Et s’il reste un obstacle entre le ciel et moi,
Oui, le dernier obstacle, Amérique, c’est toi !
Ah ! malheur à tous ceux qui t’insultent, ma mère !
Car mon amour, ému de toute sa colère,
D’un fils en sa vengeance imitant les excès,
Irait jusqu’à s’armer pour qu’ils soient expulsés !
Oui, l’instinct filial, oui, le patriotisme,
C’est un aveugle instinct, un jaloux fanatisme ;
C’est aimer et haïr avec notre Pays ;
C’est aimer ses amis, haïr ses ennemis !
Celui qui peut entendre injurier sa mère,
Et qui ne répond pas, dans sa sainte colère,
Et qui ne tire pas son glaive menaçant,
Et qui ne frappe pas… ce fils n’a pas de sang !  !


sixième barde.

Amérique, ô patrie, ô terre encor sauvage,
Si le malheur jamais, m’arrachant de ta plage,
Promène mon destin de péril en péril,
De merveille en merveille, oh ! toujours, dans l’exil.
Insensible aux splendeurs des régions lointaines,
Libre de tout serment, libre de toutes chaînes,
Mon cœur, restant fidèle, en ses regrets amers,
Se tournera toujours vers tes vastes déserts !
Sous aucun ciel riant, sur aucune autre terre,
Dans aucun des jardins inondés de lumière,
Nulle part, nulle part, pour y mieux prospérer,
Il ne pourra jamais dans l’exil demeurer !
Ah ! lorsque retentit soudain le cri de guerre,
Et qu’au bruit du canon s’agite sa bannière,
C’est l’heure où la patrie, au milieu des soldats,
Connaît ses vrais enfants et ses enfants ingrats !
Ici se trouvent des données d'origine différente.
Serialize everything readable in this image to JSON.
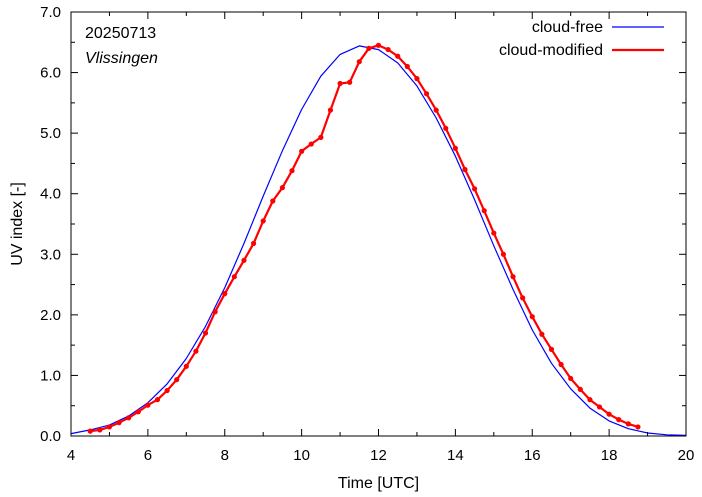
{
  "chart_data": {
    "type": "line",
    "xlabel": "Time  [UTC]",
    "ylabel": "UV index  [-]",
    "xlim": [
      4,
      20
    ],
    "ylim": [
      0.0,
      7.0
    ],
    "xticks": [
      4,
      6,
      8,
      10,
      12,
      14,
      16,
      18,
      20
    ],
    "xtick_labels": [
      "4",
      "6",
      "8",
      "10",
      "12",
      "14",
      "16",
      "18",
      "20"
    ],
    "yticks": [
      0.0,
      1.0,
      2.0,
      3.0,
      4.0,
      5.0,
      6.0,
      7.0
    ],
    "ytick_labels": [
      "0.0",
      "1.0",
      "2.0",
      "3.0",
      "4.0",
      "5.0",
      "6.0",
      "7.0"
    ],
    "grid": false,
    "legend_position": "top-right",
    "annotations": {
      "date": "20250713",
      "location": "Vlissingen"
    },
    "series": [
      {
        "name": "cloud-free",
        "color": "#0000ff",
        "style": "line",
        "x": [
          4.0,
          4.5,
          5.0,
          5.5,
          6.0,
          6.5,
          7.0,
          7.5,
          8.0,
          8.5,
          9.0,
          9.5,
          10.0,
          10.5,
          11.0,
          11.5,
          12.0,
          12.5,
          13.0,
          13.5,
          14.0,
          14.5,
          15.0,
          15.5,
          16.0,
          16.5,
          17.0,
          17.5,
          18.0,
          18.5,
          19.0,
          19.5,
          20.0
        ],
        "y": [
          0.04,
          0.1,
          0.18,
          0.33,
          0.55,
          0.86,
          1.28,
          1.81,
          2.45,
          3.18,
          3.96,
          4.71,
          5.39,
          5.94,
          6.3,
          6.44,
          6.38,
          6.16,
          5.78,
          5.25,
          4.62,
          3.9,
          3.14,
          2.42,
          1.75,
          1.2,
          0.78,
          0.46,
          0.25,
          0.12,
          0.05,
          0.02,
          0.01
        ]
      },
      {
        "name": "cloud-modified",
        "color": "#ff0000",
        "style": "line+markers",
        "x": [
          4.5,
          4.75,
          5.0,
          5.25,
          5.5,
          5.75,
          6.0,
          6.25,
          6.5,
          6.75,
          7.0,
          7.25,
          7.5,
          7.75,
          8.0,
          8.25,
          8.5,
          8.75,
          9.0,
          9.25,
          9.5,
          9.75,
          10.0,
          10.25,
          10.5,
          10.75,
          11.0,
          11.25,
          11.5,
          11.75,
          12.0,
          12.25,
          12.5,
          12.75,
          13.0,
          13.25,
          13.5,
          13.75,
          14.0,
          14.25,
          14.5,
          14.75,
          15.0,
          15.25,
          15.5,
          15.75,
          16.0,
          16.25,
          16.5,
          16.75,
          17.0,
          17.25,
          17.5,
          17.75,
          18.0,
          18.25,
          18.5,
          18.75
        ],
        "y": [
          0.08,
          0.1,
          0.15,
          0.22,
          0.3,
          0.4,
          0.51,
          0.6,
          0.75,
          0.93,
          1.15,
          1.4,
          1.7,
          2.05,
          2.35,
          2.63,
          2.9,
          3.18,
          3.55,
          3.88,
          4.1,
          4.38,
          4.7,
          4.82,
          4.93,
          5.38,
          5.82,
          5.84,
          6.18,
          6.4,
          6.45,
          6.38,
          6.27,
          6.1,
          5.9,
          5.65,
          5.38,
          5.08,
          4.75,
          4.4,
          4.08,
          3.72,
          3.35,
          3.0,
          2.63,
          2.28,
          1.97,
          1.68,
          1.43,
          1.18,
          0.95,
          0.77,
          0.6,
          0.48,
          0.36,
          0.27,
          0.2,
          0.15
        ]
      }
    ]
  }
}
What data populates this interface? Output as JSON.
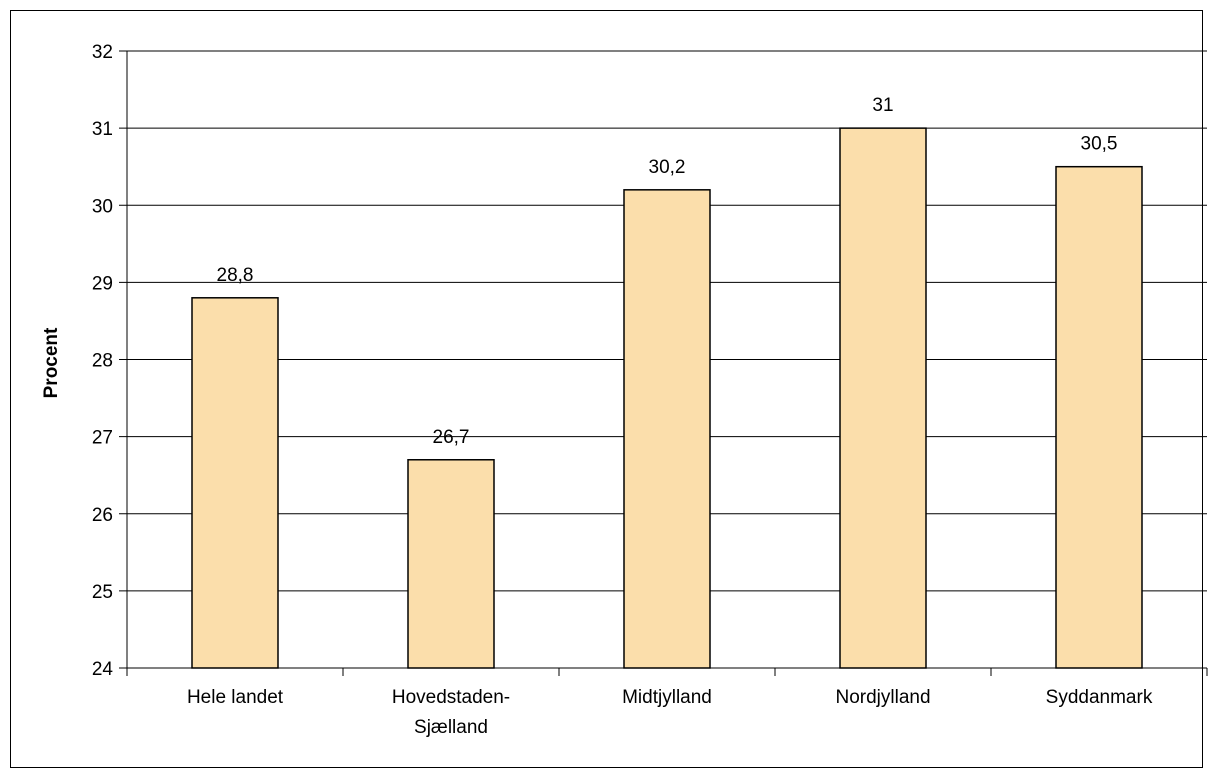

C’est l’heure où la nature, en son élan sublime,
Montre l’enfant bâtard et l’enfant légitime ! —
Ô naturalisés de climats si divers,
Si vos frères, un jour, osaient franchir les mers,
Viendrez-vous pour combattre, au nom de la patrie,
Les soldats menaçants de l’Europe aguerrie ;
Ou bien, resterez-vous, indécis, inactifs,
Tandis que, sans repos, combattront les natifs ?
Prenez-garde ! la guerre est la pierre de touche ;
Le soldat se trahit en mordant la cartouche ;
Il est une heure sainte, où l’on voit si le fils
A pu changer de mère et changer de pays !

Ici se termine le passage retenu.